Cao Ying-Jun, Smith Patrick F, Wire Mary Beth, Lou Yu, Lancaster Charles T, Causon Roger C, Bigelow George E, Martinez Elizabeth, Fuchs Edward J, Radebaugh Christine, McCabe Sarah, Hendrix Craig W
Division of Clinical Pharmacology, Johns Hopkins University, Baltimore, Maryland 21287-5554, USA.
Pharmacotherapy. 2008 Jul;28(7):863-74. doi: 10.1592/phco.28.7.863.
To compare steady-state pharmacokinetics and pharmacodynamics of methadone enantiomers when coadministered with fosamprenavir 700 mg-ritonavir 100 mg twice/day.
Open-label, single-sequence, two-period crossover, drug-interaction study.
Two university-affiliated research centers.
Twenty-six opioid-dependent, methadone-maintained, healthy adults.
Subjects received their usual daily dose of methadone alone for 4 days (period 1). Subjects then received the same daily dose of methadone plus fosamprenavir 700 mg-ritonavir 100 mg twice/day for 14 days (period 2).
Blood was collected on days 1-4 (period 1) and on days 11-14 (period 2) for plasma R- and S-methadone concentrations; amprenavir concentrations were assessed during period 2. Opioid-effect measures were assessed in each study period. Subjects served as their own controls for comparison of period 1 with period 2. Coadministration of fosamprenavir-ritonavir with methadone reduced plasma total R-methadone area under the plasma concentration-time curve over the dosing interval at steady state (AUC tau-ss) by 18%, maximum concentration at steady state (Cmax-ss) by 21%, and concentration at the end of the dosing interval at steady state (Ctau-ss) by 11%; time to reach Cmax-ss (Tmax) was delayed by 1.75 hours. Coadministration of fosamprenavir-ritonavir with methadone also reduced plasma total S-methadone AUC tau-ss and Cmax-ss by 43% each, Ctau-ss by 41%, and delayed Tmax by 0.85 hours. Fosamprenavir-ritonavir administered with methadone did not alter plasma amprenavir pharmacokinetics compared with historical control data; nor did it alter the unbound R-methadone at 2 and 6 hours after methadone dosing. Pharmacodynamic indexes remained essentially unchanged after adding fosamprenavir-ritonavir to methadone. No subject demonstrated opioid intoxication or withdrawal, or requested methadone dosage modification.

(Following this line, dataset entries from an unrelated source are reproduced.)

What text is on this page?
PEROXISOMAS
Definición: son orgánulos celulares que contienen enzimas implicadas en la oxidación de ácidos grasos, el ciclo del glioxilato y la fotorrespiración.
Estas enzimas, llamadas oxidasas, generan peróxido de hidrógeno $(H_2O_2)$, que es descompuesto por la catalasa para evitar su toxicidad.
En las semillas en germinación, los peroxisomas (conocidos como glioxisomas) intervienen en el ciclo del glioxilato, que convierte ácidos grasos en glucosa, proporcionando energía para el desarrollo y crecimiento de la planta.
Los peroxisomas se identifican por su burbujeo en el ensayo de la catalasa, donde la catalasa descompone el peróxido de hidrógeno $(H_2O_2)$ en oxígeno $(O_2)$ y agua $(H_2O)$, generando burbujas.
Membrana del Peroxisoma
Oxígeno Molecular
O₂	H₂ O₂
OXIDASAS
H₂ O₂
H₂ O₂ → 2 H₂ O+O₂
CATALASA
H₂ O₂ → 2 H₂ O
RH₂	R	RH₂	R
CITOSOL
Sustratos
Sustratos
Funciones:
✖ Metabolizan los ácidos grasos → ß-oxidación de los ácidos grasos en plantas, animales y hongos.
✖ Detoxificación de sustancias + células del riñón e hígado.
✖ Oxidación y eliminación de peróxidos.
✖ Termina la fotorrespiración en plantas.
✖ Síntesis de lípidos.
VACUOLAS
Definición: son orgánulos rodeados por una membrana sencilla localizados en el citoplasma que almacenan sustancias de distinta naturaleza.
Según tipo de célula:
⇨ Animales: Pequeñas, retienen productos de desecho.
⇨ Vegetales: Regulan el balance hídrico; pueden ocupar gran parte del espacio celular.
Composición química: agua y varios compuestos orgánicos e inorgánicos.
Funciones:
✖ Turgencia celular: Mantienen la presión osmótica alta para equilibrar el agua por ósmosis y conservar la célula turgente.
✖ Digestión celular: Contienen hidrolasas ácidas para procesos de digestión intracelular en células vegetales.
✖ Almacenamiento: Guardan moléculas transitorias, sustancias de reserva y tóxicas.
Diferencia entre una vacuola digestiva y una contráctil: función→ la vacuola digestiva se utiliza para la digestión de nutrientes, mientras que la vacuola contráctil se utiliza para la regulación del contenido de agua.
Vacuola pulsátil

No adjustment in the dosages of either methadone or fosamprenavir 700 mg-ritonavir 100 mg twice/day is required during coadministration, on the basis of the small reduction in total R-methadone exposure, no change in unbound R-methadone, no clinically important opioid effects, and no change in amprenavir exposure.
比较美沙酮对映体与福沙普那韦700毫克-利托那韦100毫克每日两次联用时的稳态药代动力学和药效学。
开放标签、单序列、两期交叉药物相互作用研究。
两个大学附属研究中心。
26名阿片类药物依赖、接受美沙酮维持治疗的健康成年人。
受试者单独服用其常规每日剂量的美沙酮,持续4天(第1期)。然后,受试者接受相同每日剂量的美沙酮加福沙普那韦700毫克-利托那韦100毫克,每日两次,持续14天(第2期)。
在第1 - 4天(第1期)和第11 - 14天(第2期)采集血液,检测血浆中R-和S-美沙酮浓度;在第2期评估安普那韦浓度。在每个研究期评估阿片类药物效应指标。受试者自身作为对照,用于比较第1期和第2期。福沙普那韦-利托那韦与美沙酮联用时,稳态给药间隔期间血浆总R-美沙酮浓度-时间曲线下面积(AUC tau-ss)降低18%,稳态最大浓度(Cmax-ss)降低21%,稳态给药间隔结束时浓度(Ctau-ss)降低11%;达到Cmax-ss的时间(Tmax)延迟1.75小时。福沙普那韦-利托那韦与美沙酮联用时,血浆总S-美沙酮AUC tau-ss和Cmax-ss也分别降低43%,Ctau-ss降低4l%,Tmax延迟0.85小时。与历史对照数据相比,福沙普那韦-利托那韦与美沙酮联用时未改变血浆安普那韦药代动力学;在美沙酮给药后2小时和6小时,也未改变游离R-美沙酮水平。在美沙酮中加入福沙普那韦-利托那韦后,药效学指标基本保持不变。没有受试者出现阿片类药物中毒或戒断反应,也没有人要求调整美沙酮剂量。
基于总R-美沙酮暴露量略有降低、游离R-美沙酮无变化、无临床重要阿片类药物效应以及安普那韦暴露量无变化,美沙酮与福沙普那韦-利托那韦联用时,无需调整美沙酮或福沙普那韦700毫克-利托那韦100毫克每日两次的剂量。